Musée des horreurs, d’accord, mais quelle foutue autoroute de sensations. Exactement ce qui nous faut par ces temps de mollesse. Les vignettes défilent comme un snuff 2.0. Section très chasse. Olivier Cornill avait raison avec son cerf ; les photos d’animaux morts ont quelque chose de noble que les photos de groupes en live n’atteignent jamais. Plus vivant, paradoxalement. Vérifiez vous-même sur Flickr ! Tags : Dead, Animal.
Ma collection personnelle contient en numérique deux poissons trouvés raides morts en pleine rue (sic. L’un à Tipperary, Irlande, l’autre à Annecy) et un pigeon boulotté par un rat dans les rues de Benfica, à Lisbonne.

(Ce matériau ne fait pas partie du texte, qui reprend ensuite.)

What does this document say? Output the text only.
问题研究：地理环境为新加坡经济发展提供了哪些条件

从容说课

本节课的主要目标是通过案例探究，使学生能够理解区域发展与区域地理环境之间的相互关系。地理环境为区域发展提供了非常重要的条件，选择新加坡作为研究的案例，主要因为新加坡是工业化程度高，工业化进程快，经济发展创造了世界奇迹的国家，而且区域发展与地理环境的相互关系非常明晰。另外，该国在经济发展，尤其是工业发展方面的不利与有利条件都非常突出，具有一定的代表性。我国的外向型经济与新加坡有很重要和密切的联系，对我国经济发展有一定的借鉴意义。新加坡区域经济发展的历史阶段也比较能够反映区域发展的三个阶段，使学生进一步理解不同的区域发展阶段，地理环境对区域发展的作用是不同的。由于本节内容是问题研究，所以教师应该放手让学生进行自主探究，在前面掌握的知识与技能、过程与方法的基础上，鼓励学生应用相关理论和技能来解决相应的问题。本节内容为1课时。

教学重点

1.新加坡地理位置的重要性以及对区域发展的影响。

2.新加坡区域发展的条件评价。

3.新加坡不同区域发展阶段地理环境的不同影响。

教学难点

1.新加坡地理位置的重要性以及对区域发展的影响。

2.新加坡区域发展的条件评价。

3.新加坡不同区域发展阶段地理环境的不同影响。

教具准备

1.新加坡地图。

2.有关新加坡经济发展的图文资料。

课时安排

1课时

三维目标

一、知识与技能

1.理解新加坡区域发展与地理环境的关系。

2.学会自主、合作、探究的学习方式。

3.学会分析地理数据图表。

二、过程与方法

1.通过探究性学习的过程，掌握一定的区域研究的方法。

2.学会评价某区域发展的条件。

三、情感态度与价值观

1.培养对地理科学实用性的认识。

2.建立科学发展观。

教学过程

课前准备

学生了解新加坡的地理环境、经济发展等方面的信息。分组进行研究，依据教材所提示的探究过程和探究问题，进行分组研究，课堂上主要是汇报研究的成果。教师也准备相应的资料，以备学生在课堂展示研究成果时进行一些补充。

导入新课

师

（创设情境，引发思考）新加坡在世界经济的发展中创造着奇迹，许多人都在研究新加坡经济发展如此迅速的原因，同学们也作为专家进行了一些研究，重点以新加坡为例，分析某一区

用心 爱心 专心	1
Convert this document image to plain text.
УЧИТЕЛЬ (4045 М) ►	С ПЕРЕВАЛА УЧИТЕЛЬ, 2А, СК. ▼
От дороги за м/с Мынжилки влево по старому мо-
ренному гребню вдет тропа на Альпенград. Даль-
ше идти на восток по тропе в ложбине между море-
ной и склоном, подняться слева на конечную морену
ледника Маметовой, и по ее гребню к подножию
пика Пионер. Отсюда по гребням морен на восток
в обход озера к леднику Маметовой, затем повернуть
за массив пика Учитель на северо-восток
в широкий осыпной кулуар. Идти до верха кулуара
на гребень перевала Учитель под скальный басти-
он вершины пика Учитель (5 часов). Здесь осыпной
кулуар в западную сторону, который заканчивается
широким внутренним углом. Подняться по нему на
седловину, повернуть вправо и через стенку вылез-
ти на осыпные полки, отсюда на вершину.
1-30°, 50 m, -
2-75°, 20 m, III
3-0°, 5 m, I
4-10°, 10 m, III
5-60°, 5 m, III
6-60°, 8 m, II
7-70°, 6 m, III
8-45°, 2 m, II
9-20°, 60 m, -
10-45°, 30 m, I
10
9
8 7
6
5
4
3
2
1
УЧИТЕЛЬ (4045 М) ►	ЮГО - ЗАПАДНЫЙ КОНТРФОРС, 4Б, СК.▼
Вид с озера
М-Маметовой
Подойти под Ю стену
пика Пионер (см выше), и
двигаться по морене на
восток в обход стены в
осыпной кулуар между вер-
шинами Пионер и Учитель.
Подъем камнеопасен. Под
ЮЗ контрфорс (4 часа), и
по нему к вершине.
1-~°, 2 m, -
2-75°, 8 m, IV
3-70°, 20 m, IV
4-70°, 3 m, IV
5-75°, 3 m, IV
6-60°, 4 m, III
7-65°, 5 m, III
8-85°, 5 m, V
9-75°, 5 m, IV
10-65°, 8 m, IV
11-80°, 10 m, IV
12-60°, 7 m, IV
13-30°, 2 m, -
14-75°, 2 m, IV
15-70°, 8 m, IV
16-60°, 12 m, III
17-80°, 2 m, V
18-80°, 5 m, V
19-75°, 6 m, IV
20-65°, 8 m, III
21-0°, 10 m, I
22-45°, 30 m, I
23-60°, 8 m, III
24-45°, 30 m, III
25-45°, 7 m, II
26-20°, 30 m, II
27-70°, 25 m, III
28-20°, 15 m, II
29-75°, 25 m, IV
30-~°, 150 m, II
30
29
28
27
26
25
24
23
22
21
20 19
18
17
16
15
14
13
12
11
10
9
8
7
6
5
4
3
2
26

Délire scabreux-rigolo qui me vient d’on ne sait où, mais si on ne peut plus rire de l’absurdité de notre condition humaine, alors je veux bien brûler toute ma collection d’Edika. En plus de ces trophées maison, j’ai déjà été confronté de visu à quelques chiens morts (à commencer par les miens), une vache dans les alpages, mais jamais, sinon dans quelque western de mon enfance, je n’ai vu le cadavre d’un cheval. Et je n’aurais jamais fait l’effort d’en chercher si je n’étais pas tombé sur le nom de ce groupe dans le catalogue de Beast Records (« the best records are on Beast records »).
Regardez-les encore une fois : Combien de groupes figés dans le pixel ou sous glaçage 10×15 vous ont déjà vraiment remué ? Transporté ? Combien affichait à ce moment-là cet air de vraiment se battre pour leur vie ? Getty Images, c’est madame Tussaud à côté.
Scrollent les écureuils, chiens, cerfs (beaucoup de têtes de cerfs), quelques oiseaux et même un ours. Malgré un air de déjà-vu, tous affichent une violence qui fait envie. Morbide? Non : juste indémodable. La mort, ça reste un classique. Un must. Or justement, le côté culte est inhérent aux équidés. Pensez aux Crazy Horse. Ou à Wild Horses. Classicisme, j’en conviens, un peu noirci au moment du développement. Ou bien avant la chambre noire ? Sur l’asphalt. Dans la ligne de mire. La gibecière à trois voies.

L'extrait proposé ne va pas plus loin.